So I sit on the floor,
and sometimes I build with the books (particularly Stonehenge), and
sometimes I make people of them, and call them by the names on their
backs, and the ones in other languages we call foreigners, and Godfather
Gilpin tells me what countries they belong to. And sometimes I lie on my
face and read (for I could read when I was four years old), and
Godfather Gilpin tells me the hard words. The only rule he makes is,
that I must get all the books out of one shelf, so that they are easily
put away again.
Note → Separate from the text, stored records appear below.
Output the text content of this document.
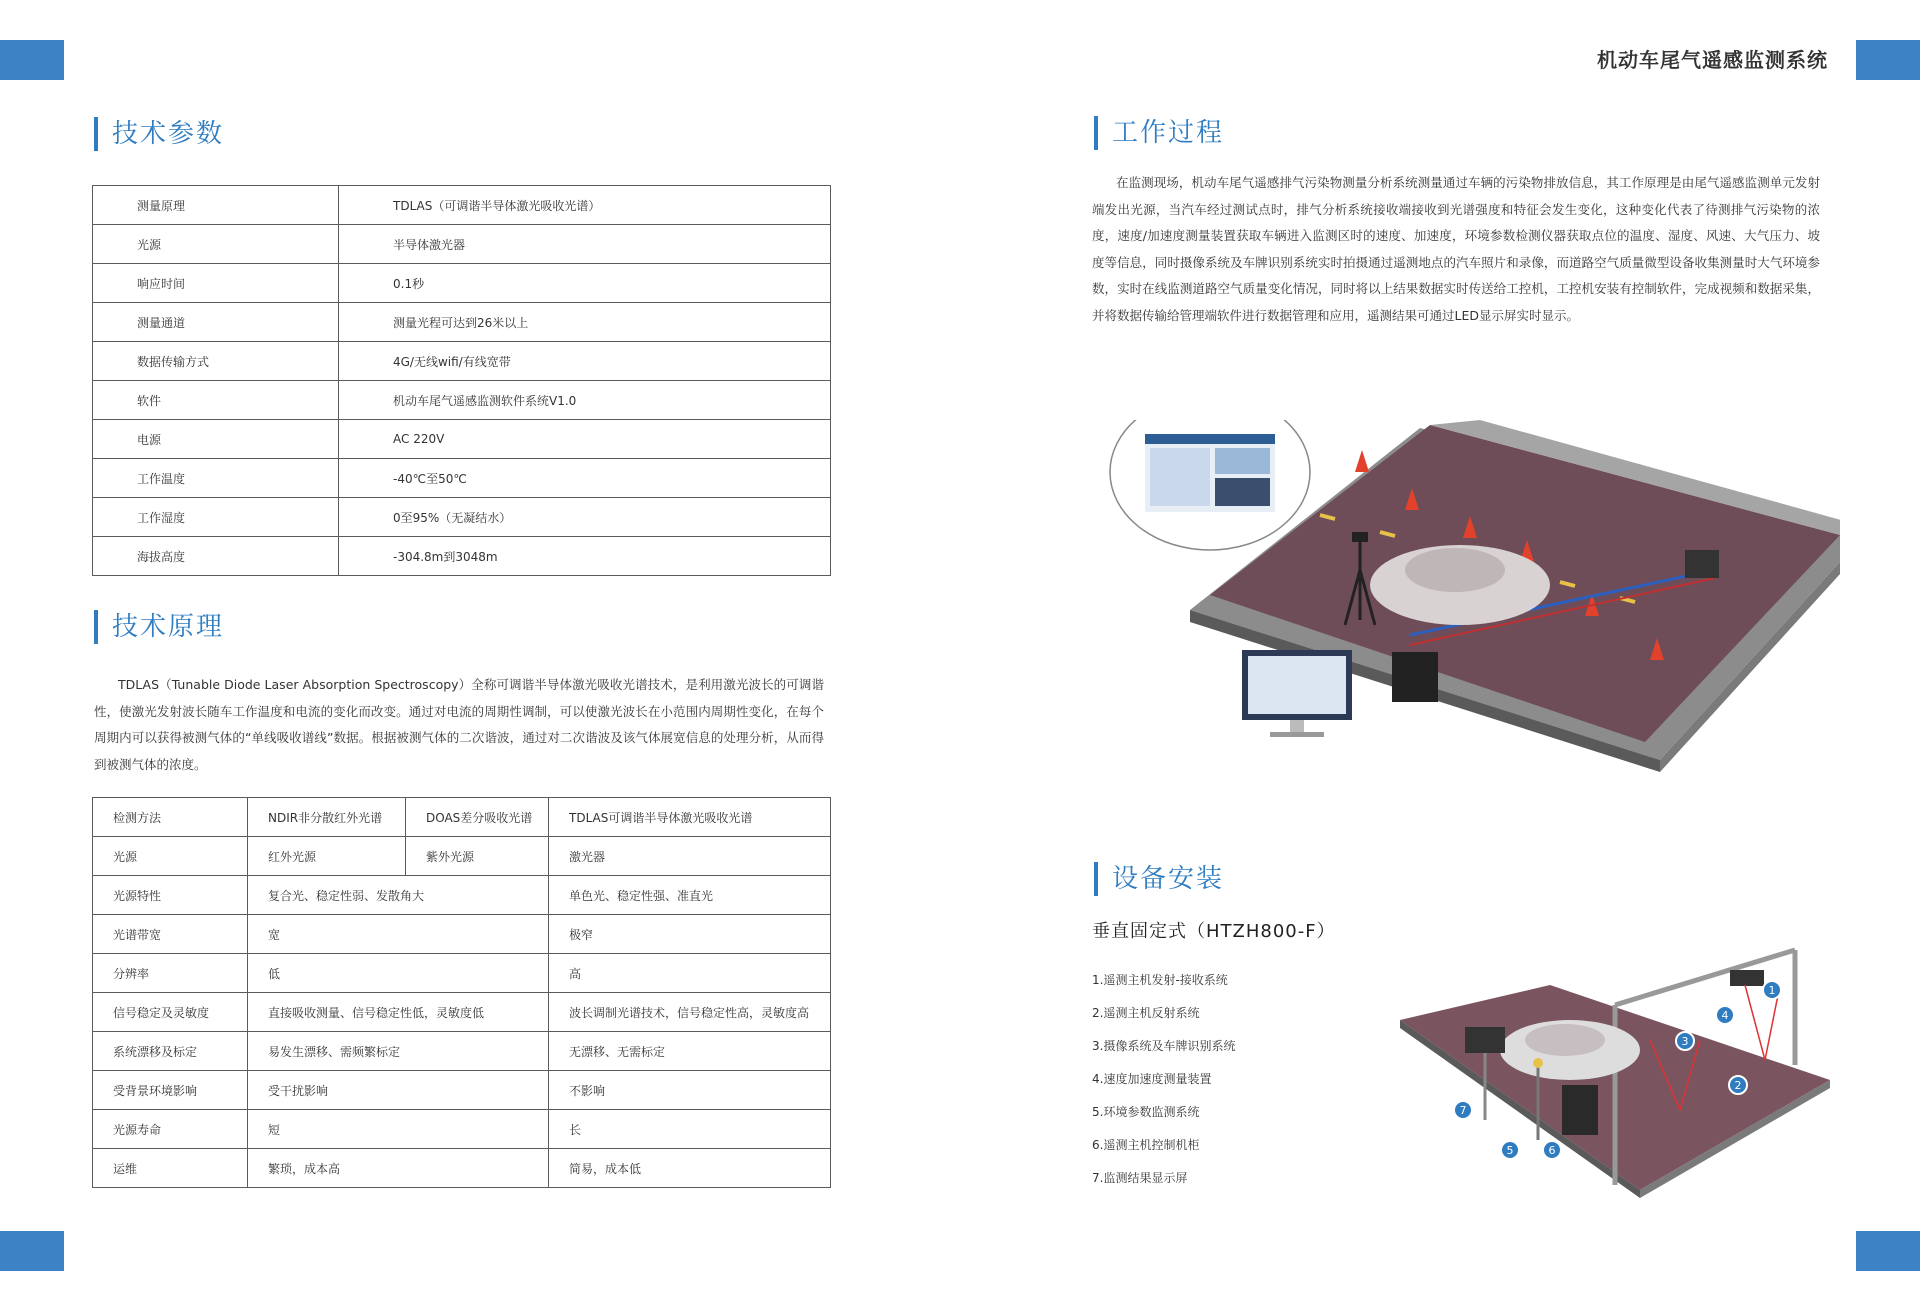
机动车尾气遥感监测系统
技术参数
测量原理	TDLAS（可调谐半导体激光吸收光谱）
光源	半导体激光器
响应时间	0.1秒
测量通道	测量光程可达到26米以上
数据传输方式	4G/无线wifi/有线宽带
软件	机动车尾气遥感监测软件系统V1.0
电源	AC 220V
工作温度	-40℃至50℃
工作湿度	0至95%（无凝结水）
海拔高度	-304.8m到3048m
技术原理

TDLAS（Tunable Diode Laser Absorption Spectroscopy）全称可调谐半导体激光吸收光谱技术，是利用激光波长的可调谐性，使激光发射波长随车工作温度和电流的变化而改变。通过对电流的周期性调制，可以使激光波长在小范围内周期性变化，在每个周期内可以获得被测气体的“单线吸收谱线”数据。根据被测气体的二次谐波，通过对二次谐波及该气体展宽信息的处理分析，从而得到被测气体的浓度。

检测方法	NDIR非分散红外光谱	DOAS差分吸收光谱	TDLAS可调谐半导体激光吸收光谱
光源	红外光源	紫外光源	激光器
光源特性	复合光、稳定性弱、发散角大		单色光、稳定性强、准直光
光谱带宽	宽		极窄
分辨率	低		高
信号稳定及灵敏度	直接吸收测量、信号稳定性低，灵敏度低		波长调制光谱技术，信号稳定性高，灵敏度高
系统漂移及标定	易发生漂移、需频繁标定		无漂移、无需标定
受背景环境影响	受干扰影响		不影响
光源寿命	短		长
运维	繁琐，成本高		简易，成本低
工作过程

在监测现场，机动车尾气遥感排气污染物测量分析系统测量通过车辆的污染物排放信息，其工作原理是由尾气遥感监测单元发射端发出光源，当汽车经过测试点时，排气分析系统接收端接收到光谱强度和特征会发生变化，这种变化代表了待测排气污染物的浓度，速度/加速度测量装置获取车辆进入监测区时的速度、加速度，环境参数检测仪器获取点位的温度、湿度、风速、大气压力、坡度等信息，同时摄像系统及车牌识别系统实时拍摄通过遥测地点的汽车照片和录像，而道路空气质量微型设备收集测量时大气环境参数，实时在线监测道路空气质量变化情况，同时将以上结果数据实时传送给工控机，工控机安装有控制软件，完成视频和数据采集，并将数据传输给管理端软件进行数据管理和应用，遥测结果可通过LED显示屏实时显示。

设备安装
垂直固定式（HTZH800-F）
1.遥测主机发射-接收系统
2.遥测主机反射系统
3.摄像系统及车牌识别系统
4.速度加速度测量装置
5.环境参数监测系统
6.遥测主机控制机柜
7.监测结果显示屏
1
2
3
4
5	6
7
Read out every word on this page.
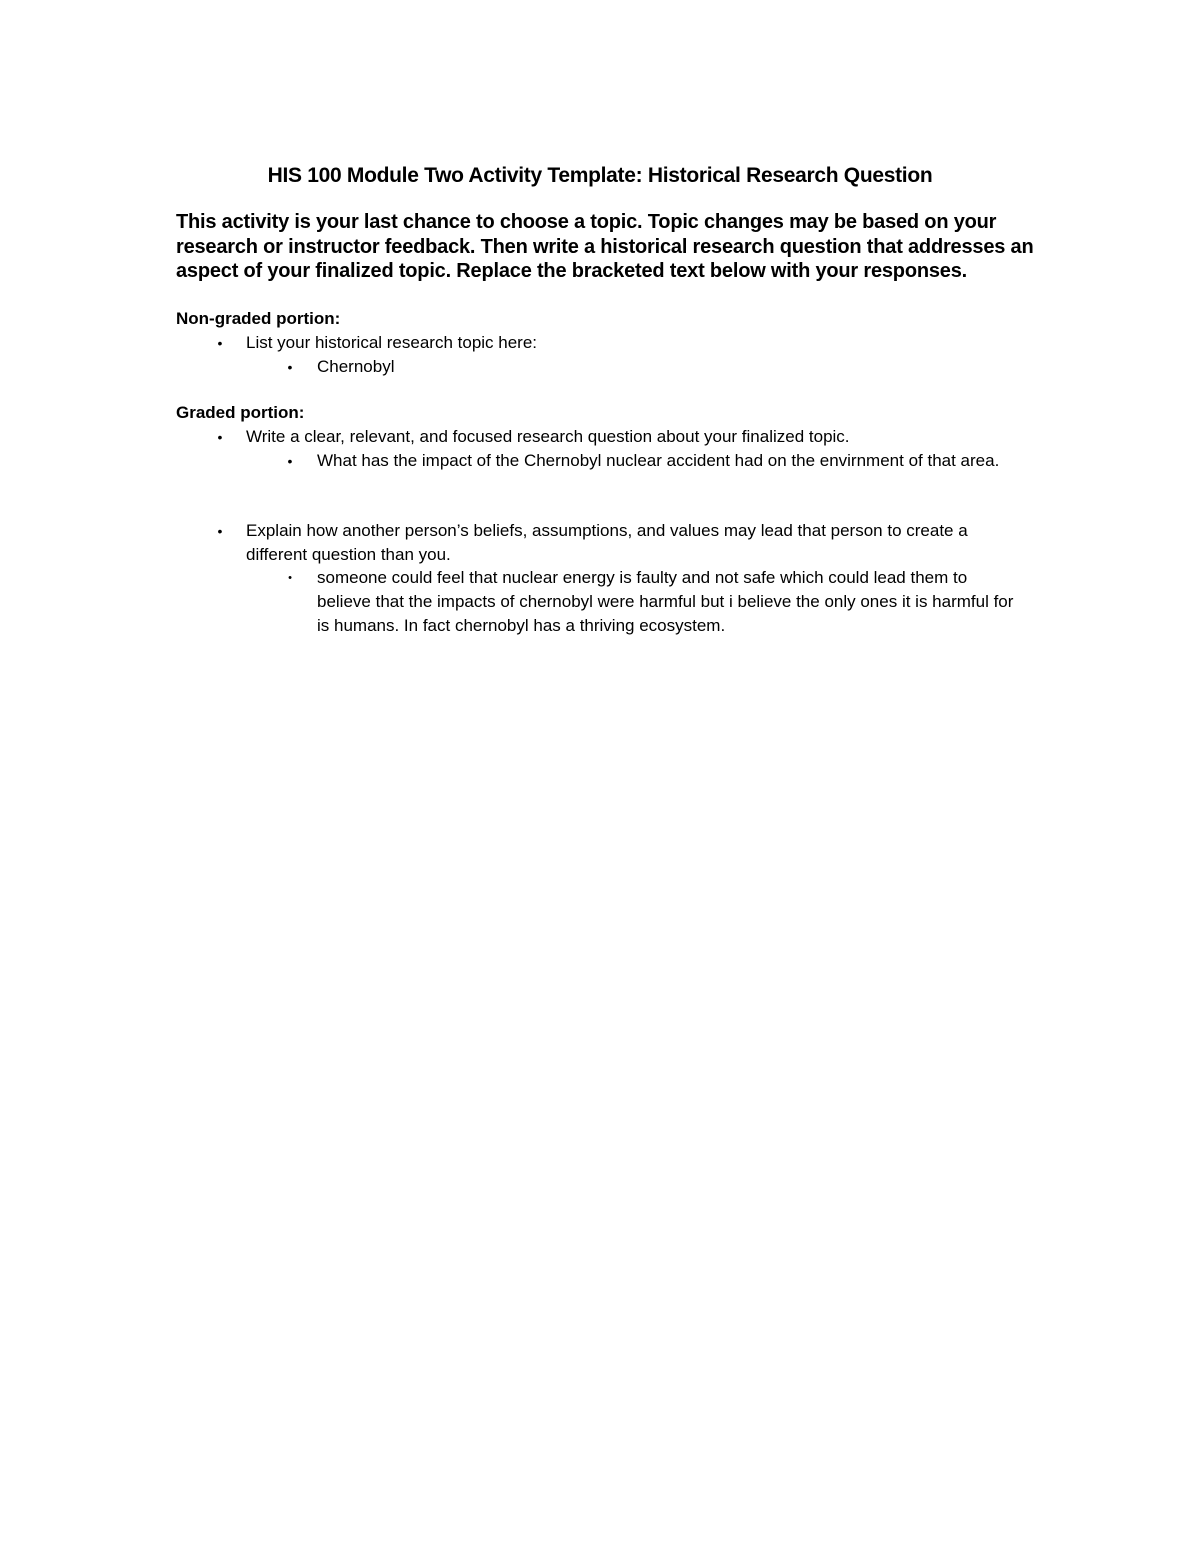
HIS 100 Module Two Activity Template: Historical Research Question

This activity is your last chance to choose a topic. Topic changes may be based on your research or instructor feedback. Then write a historical research question that addresses an aspect of your finalized topic. Replace the bracketed text below with your responses.

Non-graded portion:

• List your historical research topic here:

• Chernobyl

Graded portion:

• Write a clear, relevant, and focused research question about your finalized topic.

• What has the impact of the Chernobyl nuclear accident had on the envirnment of that area.

• Explain how another person’s beliefs, assumptions, and values may lead that person to create a different question than you.

• someone could feel that nuclear energy is faulty and not safe which could lead them to believe that the impacts of chernobyl were harmful but i believe the only ones it is harmful for is humans. In fact chernobyl has a thriving ecosystem.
I may have any shelf I like, but I must not mix the
shelves up.
I always took care of the books, and never had any accident with any of
them till the day I dropped Jeremy Taylor's _Sermons_. It made me very
miserable, because I knew that Godfather Gilpin could never trust me so
much again.
However, if it had not happened, I should not have known anything about
the Brothers of Pity; so, perhaps (as Mrs. James, Godfather Gilpin's
house-keeper, says), "All's for the best," and "It's an ill wind that
blows nobody good."
It happened on a Sunday, I remember, and it was the day after the day on
which I had had the shelf in which all the books were alike. They were
all foreigners--Italians--and all their names were _Goldoni_, and there
were forty-seven of them, and they were all in white and gold.